Town in Amhara Region, Ethiopia

Dejen (also transliterated Dajen) is a town in west-central Ethiopia. Located in the Misraq Gojjam Zone of the Amhara Region on the edge of the canyon of the Abay, it has a latitude and longitude of and an elevation between 2421 and 2490 meters above sea level. It is the administrative center of Dejen woreda.

Between 1954 and 1967, the town acquired telephone service. Dejen is a checkpoint for traffic crossing regional boundaries. Because of the enforced waiting time, there are several restaurants and hotels catering to waiting travellers. The Ethiopian Roads Authority announced 22 July 2009 that it had paved the 41 kilometers of road between Dejan and Gohatsion in Wara Jarso.

In August 2008, the Derba MIDROC Company opened a small cement factory Dashin cement factory on the outskirts of the town, which produces 4,000 qtls of cement per day. Some of the output of this factory will be used in the construction of the larger Derba Midroc Cement Factory, which will be located 70 kilometers north of Addis Ababa and is expected to be the largest cement factory in Ethiopia. North Holdings Investment announced 17 October 2009 that it had completed a feasibility study for its own cement factory at Dejen, which would be built on 450 hectares of land. Construction of the factory will cost around US$1.6 billion, and once completed it would have a production capacity of nine million tons a year.

== History ==
Dejen is named after the traditional district it lies in, Dejen, which is best known as where Admas Mogasa, the widow of Emperor Menas, raised the future Emperor Susenyos and instructed him in "the doctrine of the holy books."

P. H. G. Powell-Cotton, who camped there in March 1900, described Dejen as "a little village of a dozen huts or so perched on the steep side of the valley of the Mogga, and only remarkable as being the first village on the Gojam side" of the Abay.

The town was subjected to long-distance shelling on 16 April 1991, after its capture by the Ethiopian People's Revolutionary Democratic Front, and six people were killed.
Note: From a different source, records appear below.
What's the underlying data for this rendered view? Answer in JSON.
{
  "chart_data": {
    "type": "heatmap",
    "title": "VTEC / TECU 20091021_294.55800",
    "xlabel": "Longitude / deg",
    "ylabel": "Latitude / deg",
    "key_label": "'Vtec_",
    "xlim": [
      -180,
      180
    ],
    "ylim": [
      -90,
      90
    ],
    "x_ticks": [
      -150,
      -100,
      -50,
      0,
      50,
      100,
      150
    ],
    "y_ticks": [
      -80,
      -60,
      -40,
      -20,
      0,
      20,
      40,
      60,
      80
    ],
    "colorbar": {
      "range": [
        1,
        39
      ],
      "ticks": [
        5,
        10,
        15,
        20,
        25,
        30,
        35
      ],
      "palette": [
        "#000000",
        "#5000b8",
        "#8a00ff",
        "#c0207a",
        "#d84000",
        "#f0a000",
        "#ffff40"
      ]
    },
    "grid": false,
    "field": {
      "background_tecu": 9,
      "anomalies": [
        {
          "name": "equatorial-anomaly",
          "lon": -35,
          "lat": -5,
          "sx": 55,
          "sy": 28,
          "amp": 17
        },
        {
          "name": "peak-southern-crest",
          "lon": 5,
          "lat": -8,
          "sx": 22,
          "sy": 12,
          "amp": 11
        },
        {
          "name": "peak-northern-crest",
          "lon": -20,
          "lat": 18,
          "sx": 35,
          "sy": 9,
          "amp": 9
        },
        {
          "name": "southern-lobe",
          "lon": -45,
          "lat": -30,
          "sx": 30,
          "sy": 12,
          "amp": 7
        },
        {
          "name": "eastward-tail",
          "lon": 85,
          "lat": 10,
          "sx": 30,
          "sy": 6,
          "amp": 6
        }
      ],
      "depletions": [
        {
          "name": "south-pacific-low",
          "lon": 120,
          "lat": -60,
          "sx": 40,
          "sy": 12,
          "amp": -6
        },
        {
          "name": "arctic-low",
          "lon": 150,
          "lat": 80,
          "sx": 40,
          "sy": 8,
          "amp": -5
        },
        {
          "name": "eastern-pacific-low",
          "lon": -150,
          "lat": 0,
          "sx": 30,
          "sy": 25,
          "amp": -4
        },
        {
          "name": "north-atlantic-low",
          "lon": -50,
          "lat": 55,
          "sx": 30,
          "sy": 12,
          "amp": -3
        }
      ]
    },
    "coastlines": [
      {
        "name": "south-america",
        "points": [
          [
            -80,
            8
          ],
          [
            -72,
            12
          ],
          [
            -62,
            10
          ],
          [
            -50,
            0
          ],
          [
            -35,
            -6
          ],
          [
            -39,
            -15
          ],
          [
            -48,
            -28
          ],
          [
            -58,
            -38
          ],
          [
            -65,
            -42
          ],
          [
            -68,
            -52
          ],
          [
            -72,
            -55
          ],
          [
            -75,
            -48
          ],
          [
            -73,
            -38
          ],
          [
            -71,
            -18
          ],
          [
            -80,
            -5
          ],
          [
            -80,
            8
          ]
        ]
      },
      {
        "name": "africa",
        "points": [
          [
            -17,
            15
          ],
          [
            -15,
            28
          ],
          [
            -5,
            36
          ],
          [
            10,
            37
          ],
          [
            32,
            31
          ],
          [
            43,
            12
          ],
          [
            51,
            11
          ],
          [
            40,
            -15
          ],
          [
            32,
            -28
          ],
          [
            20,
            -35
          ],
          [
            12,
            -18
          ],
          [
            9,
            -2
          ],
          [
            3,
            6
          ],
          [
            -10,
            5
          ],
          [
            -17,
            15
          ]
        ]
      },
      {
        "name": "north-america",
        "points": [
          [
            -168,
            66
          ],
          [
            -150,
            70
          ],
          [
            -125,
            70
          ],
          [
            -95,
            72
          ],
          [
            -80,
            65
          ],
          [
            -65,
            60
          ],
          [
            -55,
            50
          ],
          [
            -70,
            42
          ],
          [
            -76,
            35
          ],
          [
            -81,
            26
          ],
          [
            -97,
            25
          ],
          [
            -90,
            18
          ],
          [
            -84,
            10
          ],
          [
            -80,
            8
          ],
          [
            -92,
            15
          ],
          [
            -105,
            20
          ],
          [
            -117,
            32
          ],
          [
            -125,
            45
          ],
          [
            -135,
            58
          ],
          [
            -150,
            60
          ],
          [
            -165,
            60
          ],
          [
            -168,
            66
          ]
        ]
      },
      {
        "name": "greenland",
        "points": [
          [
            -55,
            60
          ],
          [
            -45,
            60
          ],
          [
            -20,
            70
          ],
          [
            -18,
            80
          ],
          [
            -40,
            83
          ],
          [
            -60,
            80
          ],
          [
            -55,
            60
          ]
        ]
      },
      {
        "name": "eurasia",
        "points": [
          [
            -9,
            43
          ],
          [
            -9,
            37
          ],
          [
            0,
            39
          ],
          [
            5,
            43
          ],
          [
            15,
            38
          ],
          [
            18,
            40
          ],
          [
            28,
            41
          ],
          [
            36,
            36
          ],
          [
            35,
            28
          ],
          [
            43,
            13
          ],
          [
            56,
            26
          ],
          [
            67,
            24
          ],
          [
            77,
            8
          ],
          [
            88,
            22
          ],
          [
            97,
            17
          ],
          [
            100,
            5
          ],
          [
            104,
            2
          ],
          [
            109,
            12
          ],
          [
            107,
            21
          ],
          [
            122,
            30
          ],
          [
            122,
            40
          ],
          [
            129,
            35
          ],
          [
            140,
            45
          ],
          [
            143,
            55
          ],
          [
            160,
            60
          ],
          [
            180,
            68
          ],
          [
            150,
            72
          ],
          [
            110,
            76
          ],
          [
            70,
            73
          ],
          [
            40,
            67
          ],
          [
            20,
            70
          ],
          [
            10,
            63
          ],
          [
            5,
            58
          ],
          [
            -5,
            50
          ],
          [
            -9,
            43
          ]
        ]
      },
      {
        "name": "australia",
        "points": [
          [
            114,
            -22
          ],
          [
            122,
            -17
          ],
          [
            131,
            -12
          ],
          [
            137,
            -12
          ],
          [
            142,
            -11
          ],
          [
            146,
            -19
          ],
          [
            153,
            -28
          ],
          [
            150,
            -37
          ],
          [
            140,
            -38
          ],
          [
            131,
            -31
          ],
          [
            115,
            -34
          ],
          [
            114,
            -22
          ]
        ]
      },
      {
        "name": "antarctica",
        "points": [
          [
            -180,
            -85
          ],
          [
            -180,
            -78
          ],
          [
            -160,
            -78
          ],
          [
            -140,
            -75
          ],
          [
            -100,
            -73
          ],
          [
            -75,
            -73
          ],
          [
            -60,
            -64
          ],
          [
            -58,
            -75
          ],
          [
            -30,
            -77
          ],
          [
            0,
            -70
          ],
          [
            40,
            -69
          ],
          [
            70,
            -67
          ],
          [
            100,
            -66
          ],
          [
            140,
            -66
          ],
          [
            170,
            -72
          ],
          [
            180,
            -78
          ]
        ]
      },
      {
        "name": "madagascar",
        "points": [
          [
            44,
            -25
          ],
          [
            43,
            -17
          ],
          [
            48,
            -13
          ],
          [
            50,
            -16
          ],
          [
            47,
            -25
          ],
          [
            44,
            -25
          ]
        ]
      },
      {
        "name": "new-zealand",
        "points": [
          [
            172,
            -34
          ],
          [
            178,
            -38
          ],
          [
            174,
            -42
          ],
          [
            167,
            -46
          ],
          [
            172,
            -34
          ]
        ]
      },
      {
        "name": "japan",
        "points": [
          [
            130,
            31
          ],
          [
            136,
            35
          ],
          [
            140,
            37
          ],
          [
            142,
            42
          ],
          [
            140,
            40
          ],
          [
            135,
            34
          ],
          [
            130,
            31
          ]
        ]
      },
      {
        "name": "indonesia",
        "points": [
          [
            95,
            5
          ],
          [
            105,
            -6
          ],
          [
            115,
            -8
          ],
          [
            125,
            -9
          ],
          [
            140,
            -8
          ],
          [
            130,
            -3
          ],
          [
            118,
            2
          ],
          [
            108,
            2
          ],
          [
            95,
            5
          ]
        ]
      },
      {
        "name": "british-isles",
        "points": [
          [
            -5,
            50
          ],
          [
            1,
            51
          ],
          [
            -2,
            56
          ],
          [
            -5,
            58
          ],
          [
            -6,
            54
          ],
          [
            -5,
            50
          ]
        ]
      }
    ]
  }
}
By the end of August 2021, an internal note of the EU delegation in Ethiopia mentioned that the Oromo Liberation Army had established itself around the Blue Nile gorge, with a check point on the main road between Addis Ababa and Bahir Dar near the bridge at Dejen.

== Demographics ==
Based on figures from the Central Statistical Agency in 2005, Dejen has an estimated total population of 15,483, of whom 7,688 are men and 7,795 are women. The 1994 census reported this town had a total population of 8,930 of whom 4,045 were men and 4,885 were women.